I was working for a large IT services provider, many of whose customers were large corporations, and we supported them remotely. As a result, we often did not know the physical location of customers' machines and often we knew only the people who worked directly with us. Plus, all of the work was supposed to be pre-approved by tickets, but all too often somebody would, without our knowledge, make changes.
Our team supported software that automated and kept customers' crucial operations going. It had components running on several machines at once, and a server component was needed to communicate with so-called "agent" components on other computers. Communication took place over the customer's internal network using the TCP protocol, and the network link between components was crucial for operation.
One customer requested we install a new environment, with a new server and about 20 agents. The new environment was installed over the course of several days, then we went into testing -- a phase that was planned to last about two months and that was a near replica of the production environment already in place so we could correct any problems before production.

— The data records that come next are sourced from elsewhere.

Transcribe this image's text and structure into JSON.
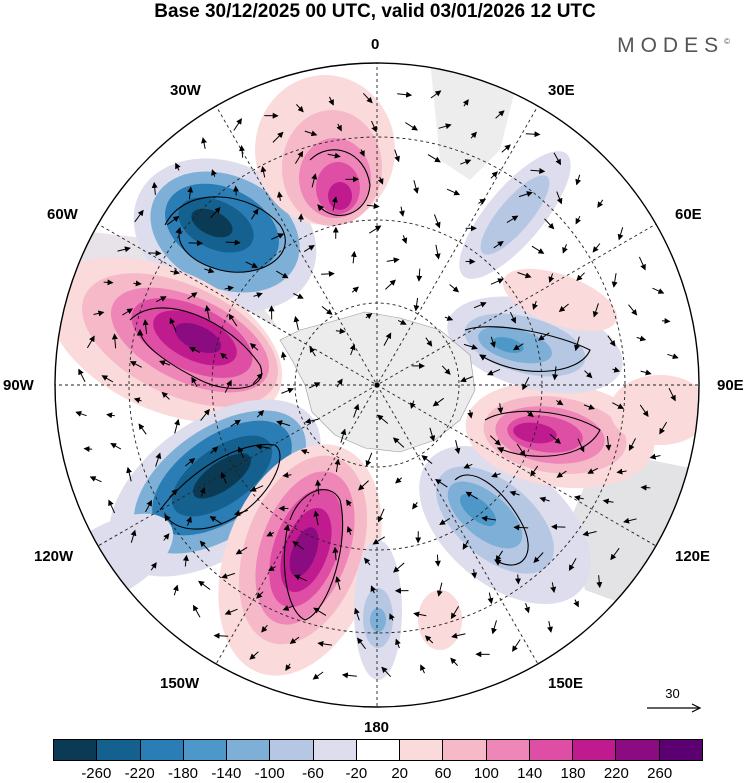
{
  "title": "Base 30/12/2025 00 UTC, valid 03/01/2026 12 UTC",
  "brand": "MODES",
  "brand_mark": "©",
  "longitude_labels": {
    "top": "0",
    "top_right": "30E",
    "upper_right": "60E",
    "right": "90E",
    "lower_right": "120E",
    "bottom_right": "150E",
    "bottom": "180",
    "bottom_left": "150W",
    "lower_left": "120W",
    "left": "90W",
    "upper_left": "60W",
    "top_left": "30W"
  },
  "reference_vector": {
    "label": "30",
    "icon": "right-arrow-icon"
  },
  "colorbar": {
    "colors": [
      "#0b3a55",
      "#14608f",
      "#2a7db5",
      "#4d98c8",
      "#7eafd6",
      "#b5c7e2",
      "#dedded",
      "#ffffff",
      "#fadada",
      "#f6b9c8",
      "#ee86b8",
      "#de4ea4",
      "#c01a8f",
      "#8b0c80",
      "#5a0070"
    ],
    "tick_labels": [
      "-260",
      "-220",
      "-180",
      "-140",
      "-100",
      "-60",
      "-20",
      "20",
      "60",
      "100",
      "140",
      "180",
      "220",
      "260"
    ]
  },
  "anomaly_centers": [
    {
      "name": "neg-30w-60w",
      "sign": "negative",
      "peak": -240
    },
    {
      "name": "pos-0-30w",
      "sign": "positive",
      "peak": 180
    },
    {
      "name": "pos-60w-90w",
      "sign": "positive",
      "peak": 230
    },
    {
      "name": "neg-90w-150w",
      "sign": "negative",
      "peak": -250
    },
    {
      "name": "pos-150w-180",
      "sign": "positive",
      "peak": 230
    },
    {
      "name": "neg-180",
      "sign": "negative",
      "peak": -100
    },
    {
      "name": "neg-120e-150e",
      "sign": "negative",
      "peak": -140
    },
    {
      "name": "pos-90e-120e",
      "sign": "positive",
      "peak": 220
    },
    {
      "name": "neg-60e-90e",
      "sign": "negative",
      "peak": -140
    },
    {
      "name": "neg-30e-60e",
      "sign": "negative",
      "peak": -100
    }
  ]
}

At first everything went well, until one day three agents stopped responding. Whatever we did, the server component could not communicate with them. We started performing standard network connectivity tests to see if the problem was with the agents themselves, with the machines on which they resided, or with the network link. We couldn't get any answer from the problem machines.
The customer was a huge company, and we soon learned that although the entire testing environment was on the same private network, the physical servers resided in several different states in the U.S. We didn't know which state the problem machines were located in, so we called the customer's Unix team to check the servers; they told us the machines were up and running and there was nothing wrong with them. So it had to be a network problem.